Imaginez des matériaux de construction pour des machines, ou autres objets, capables de s'auto-réparer en cas de dommages. Imaginez plus précisément, par exemple, des matériaux capables de réparer leurs altérations sous formes de petites fissures suite à un choc. Science-fiction ? Pas vraiment d'après les travaux des chimistes de l'Université de l'Illinois à Urbana-Champaign.
Jeffrey Moore et ses collaborateurs s'étaient déjà fait un nom en 2001 en créant des plastiques auto-réparateurs.
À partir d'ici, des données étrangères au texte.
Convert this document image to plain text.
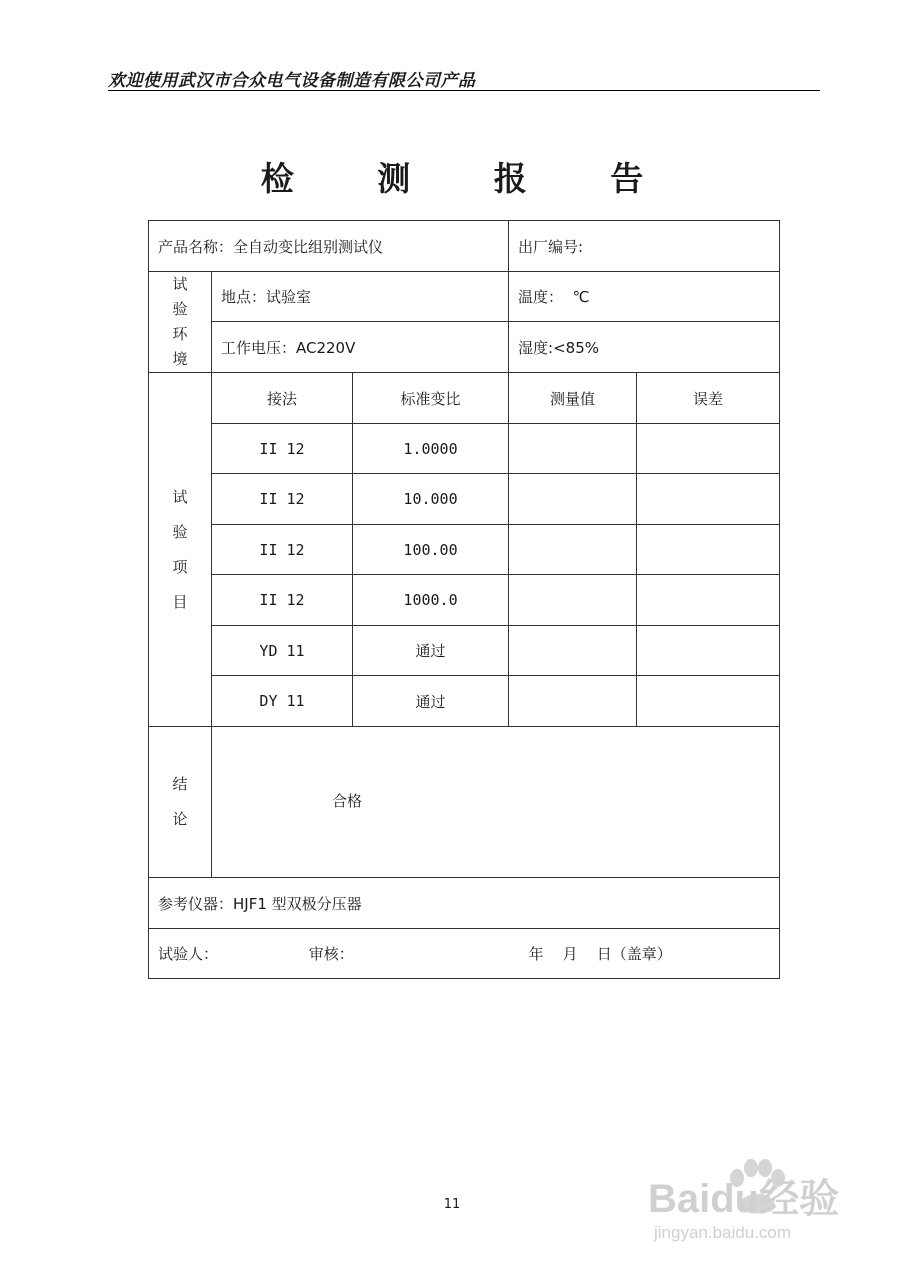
欢迎使用武汉市合众电气设备制造有限公司产品
检 测 报 告
产品名称：全自动变比组别测试仪			出厂编号:	

试
验
环
境	地点：试验室		温度：  ℃	
	工作电压：AC220V		湿度:<85%	

试
验
项
目	接法	标准变比	测量值	误差
	II 12	1.0000		
	II 12	10.000		
	II 12	100.00		
	II 12	1000.0		
	YD 11	通过		
	DY 11	通过		

结
论	合格			
参考仪器：HJF1 型双极分压器				
试验人： 审核： 年    月    日（盖章）				
11	Baidu经验
jingyan.baidu.com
L'idée était d'inclure des micro-capsules dans le plastique qui, sous l'action d'un choc ou d'une contrainte altérant ce dernier, libéraient un liquide se répandant dans les micro-fissurations par capillarité. En se solidifiant par polymérisation au contact d'un catalyseur, celui-ci réparait donc les dégâts subis dans une large mesure.
Crédit : Jeffrey Moore.
Les recherches pour améliorer cette technique ont conduit à une nouvelle façon de produire des réactions chimiques, comme il est indiqué dans l'article publié dans Nature.
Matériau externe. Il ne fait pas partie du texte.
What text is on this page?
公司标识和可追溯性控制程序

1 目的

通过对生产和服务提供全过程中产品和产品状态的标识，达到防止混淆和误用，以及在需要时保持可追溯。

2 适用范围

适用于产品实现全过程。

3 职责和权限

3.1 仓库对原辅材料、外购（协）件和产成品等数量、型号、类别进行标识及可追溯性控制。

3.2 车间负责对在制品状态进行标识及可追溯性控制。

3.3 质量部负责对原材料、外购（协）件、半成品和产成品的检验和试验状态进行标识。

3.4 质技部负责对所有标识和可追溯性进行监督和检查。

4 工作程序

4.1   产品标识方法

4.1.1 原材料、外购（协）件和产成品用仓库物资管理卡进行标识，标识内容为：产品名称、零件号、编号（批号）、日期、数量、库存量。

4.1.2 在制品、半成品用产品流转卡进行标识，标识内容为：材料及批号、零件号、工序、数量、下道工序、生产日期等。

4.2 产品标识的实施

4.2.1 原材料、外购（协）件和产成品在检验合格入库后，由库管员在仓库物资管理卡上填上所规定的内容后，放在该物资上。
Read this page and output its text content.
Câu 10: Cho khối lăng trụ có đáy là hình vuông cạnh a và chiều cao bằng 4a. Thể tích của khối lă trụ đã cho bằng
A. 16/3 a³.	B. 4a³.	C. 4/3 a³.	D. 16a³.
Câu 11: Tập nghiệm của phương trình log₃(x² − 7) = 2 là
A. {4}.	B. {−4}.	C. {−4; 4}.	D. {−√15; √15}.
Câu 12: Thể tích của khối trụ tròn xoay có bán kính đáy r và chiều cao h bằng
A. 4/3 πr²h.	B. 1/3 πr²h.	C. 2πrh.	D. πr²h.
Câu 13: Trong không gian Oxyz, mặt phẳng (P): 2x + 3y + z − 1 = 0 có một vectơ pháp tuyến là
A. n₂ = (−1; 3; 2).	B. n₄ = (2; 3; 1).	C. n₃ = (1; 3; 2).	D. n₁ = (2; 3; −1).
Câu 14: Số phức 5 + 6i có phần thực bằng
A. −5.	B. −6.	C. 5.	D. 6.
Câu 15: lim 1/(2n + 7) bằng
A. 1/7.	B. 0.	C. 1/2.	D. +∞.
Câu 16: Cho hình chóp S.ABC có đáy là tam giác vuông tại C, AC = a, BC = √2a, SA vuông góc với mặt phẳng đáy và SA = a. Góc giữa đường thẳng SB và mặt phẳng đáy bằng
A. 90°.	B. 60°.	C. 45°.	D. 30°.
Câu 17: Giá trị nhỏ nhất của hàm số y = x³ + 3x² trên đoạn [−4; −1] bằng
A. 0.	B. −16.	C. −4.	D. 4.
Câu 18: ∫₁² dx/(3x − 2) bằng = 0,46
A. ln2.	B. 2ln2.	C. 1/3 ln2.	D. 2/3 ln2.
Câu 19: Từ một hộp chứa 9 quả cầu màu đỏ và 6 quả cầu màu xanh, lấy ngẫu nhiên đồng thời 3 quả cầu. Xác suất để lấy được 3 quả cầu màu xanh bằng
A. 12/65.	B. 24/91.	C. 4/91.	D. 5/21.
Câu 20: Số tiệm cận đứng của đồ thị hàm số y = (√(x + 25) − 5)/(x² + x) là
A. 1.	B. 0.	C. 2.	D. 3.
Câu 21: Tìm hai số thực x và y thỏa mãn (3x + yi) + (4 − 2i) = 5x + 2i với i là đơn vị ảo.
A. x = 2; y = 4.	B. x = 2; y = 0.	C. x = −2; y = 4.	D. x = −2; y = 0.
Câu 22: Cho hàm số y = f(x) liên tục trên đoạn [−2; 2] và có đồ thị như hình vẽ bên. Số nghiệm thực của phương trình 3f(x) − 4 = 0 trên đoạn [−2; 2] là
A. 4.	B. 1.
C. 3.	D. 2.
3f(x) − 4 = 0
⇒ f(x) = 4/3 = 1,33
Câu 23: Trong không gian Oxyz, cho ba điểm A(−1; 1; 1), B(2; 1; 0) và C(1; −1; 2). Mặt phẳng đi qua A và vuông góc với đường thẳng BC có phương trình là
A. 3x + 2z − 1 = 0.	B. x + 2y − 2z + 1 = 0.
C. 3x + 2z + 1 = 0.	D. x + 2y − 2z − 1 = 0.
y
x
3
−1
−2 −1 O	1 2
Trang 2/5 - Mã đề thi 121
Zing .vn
Normalement, un bon moyen d'activer des réactions chimiques consiste à augmenter la température ou à utiliser un faisceau lumineux. Ici, c'est par des contraintes mécaniques que les réactions sont provoquées. L'idée est de prendre de longues chaînes de polymères mais possédant en leur milieu un groupe chimique en forme d'anneau avec seulement 4 atomes de carbone. On appelle ça un mécanophore, et c'est une configuration assez instable où l'anneau ne demande qu'à s'ouvrir.
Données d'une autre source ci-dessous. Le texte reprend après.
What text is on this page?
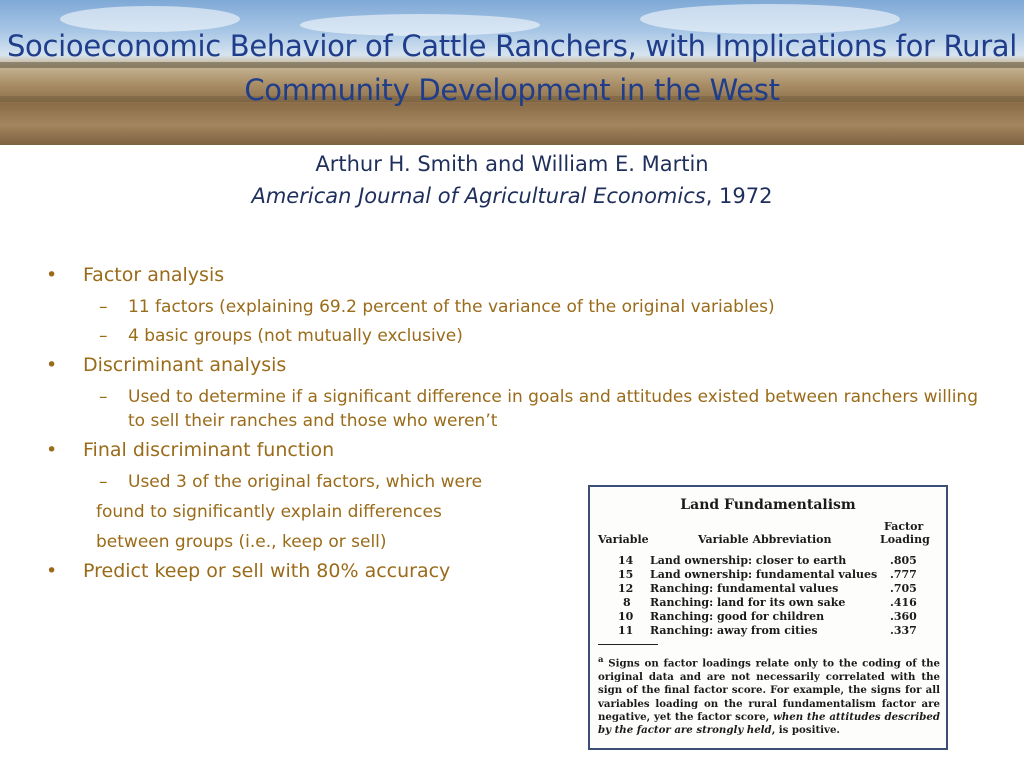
Socioeconomic Behavior of Cattle Ranchers, with Implications for Rural Community Development in the West
Arthur H. Smith and William E. Martin
American Journal of Agricultural Economics, 1972
• Factor analysis
– 11 factors (explaining 69.2 percent of the variance of the original variables)
– 4 basic groups (not mutually exclusive)
• Discriminant analysis
– Used to determine if a significant difference in goals and attitudes existed between ranchers willing to sell their ranches and those who weren’t
• Final discriminant function
– Used 3 of the original factors, which were
found to significantly explain differences
between groups (i.e., keep or sell)
• Predict keep or sell with 80% accuracy
Land Fundamentalism
Variable	Variable Abbreviation
Factor
Loading
14 Land ownership: closer to earth	.805
15 Land ownership: fundamental values .777
12 Ranching: fundamental values	.705
8 Ranching: land for its own sake	.416
10 Ranching: good for children	.360
11 Ranching: away from cities	.337
$^a$ Signs on factor loadings relate only to the coding of the original data and are not necessarily correlated with the sign of the final factor score. For example, the signs for all variables loading on the rural fundamentalism factor are negative, yet the factor score, when the attitudes described by the factor are strongly held, is positive.
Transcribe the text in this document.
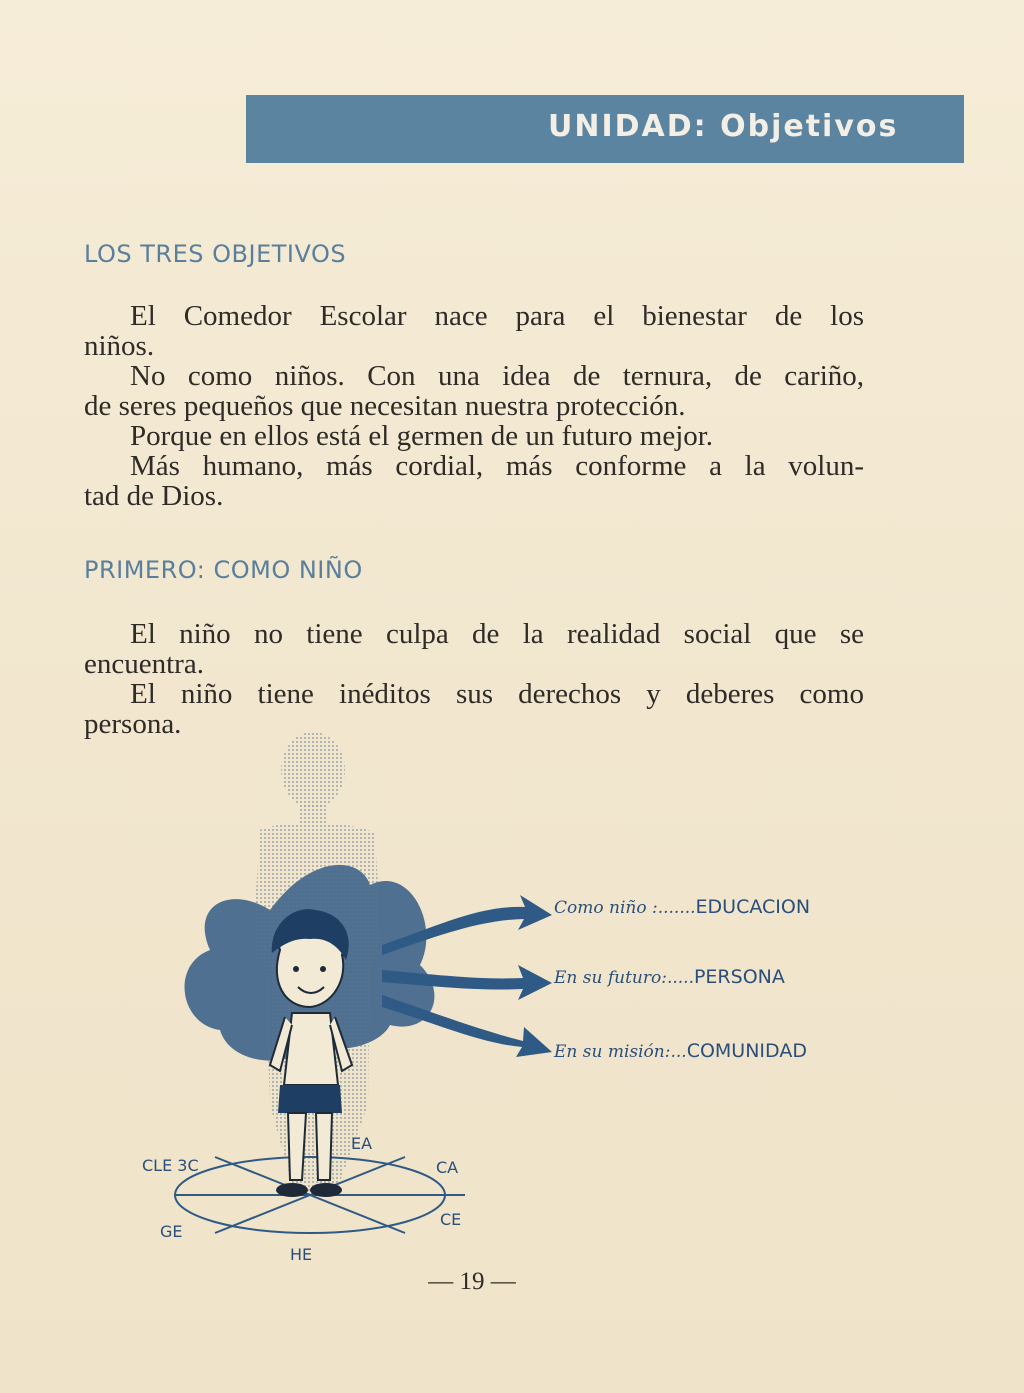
UNIDAD: Objetivos
LOS TRES OBJETIVOS
El Comedor Escolar nace para el bienestar de los
niños.
No como niños. Con una idea de ternura, de cariño,
de seres pequeños que necesitan nuestra protección.
Porque en ellos está el germen de un futuro mejor.
Más humano, más cordial, más conforme a la volun-
tad de Dios.
PRIMERO: COMO NIÑO
El niño no tiene culpa de la realidad social que se
encuentra.
El niño tiene inéditos sus derechos y deberes como
persona.
Como niño :.......EDUCACION
En su futuro:.....PERSONA
En su misión:...COMUNIDAD
CLE 3C
EA
CA
GE
CE
HE
— 19 —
L'étape suivante a consisté à plonger ces polymères dans un solvant organique et à soumettre le tout à des ultrasons. Il se produit alors une série de zones de compressions et d'expansions dans la solution en raison de la formation de bulles de cavitation. Ce processus soumet donc bien les polymères à des contraintes mécaniques. Comme prévu, l'anneau carboné s'ouvre, et il se produit des réactions chimiques, notamment entre les différents polymères.
Ce qui est intéressant c'est que, outre d'activer des réactions d'une façon différente, un contrôle sur le type de réaction désiré devient possible comme les résultats des expériences l'ont montré. Bien plus, certaines réactions impossibles auparavant le deviennent !
Quel rapport avec les matériaux auto-réparateurs ?
Jusqu'à présent, il fallait non seulement des micro-capsules mais aussi deux liquides dont le contact déclencherait une réaction de polymérisation comblant les micro-fissures. Ici, il y a potentiellement le moyen de sauter des étapes dans l'obtention d'un matériau capable de s'auto-réparer.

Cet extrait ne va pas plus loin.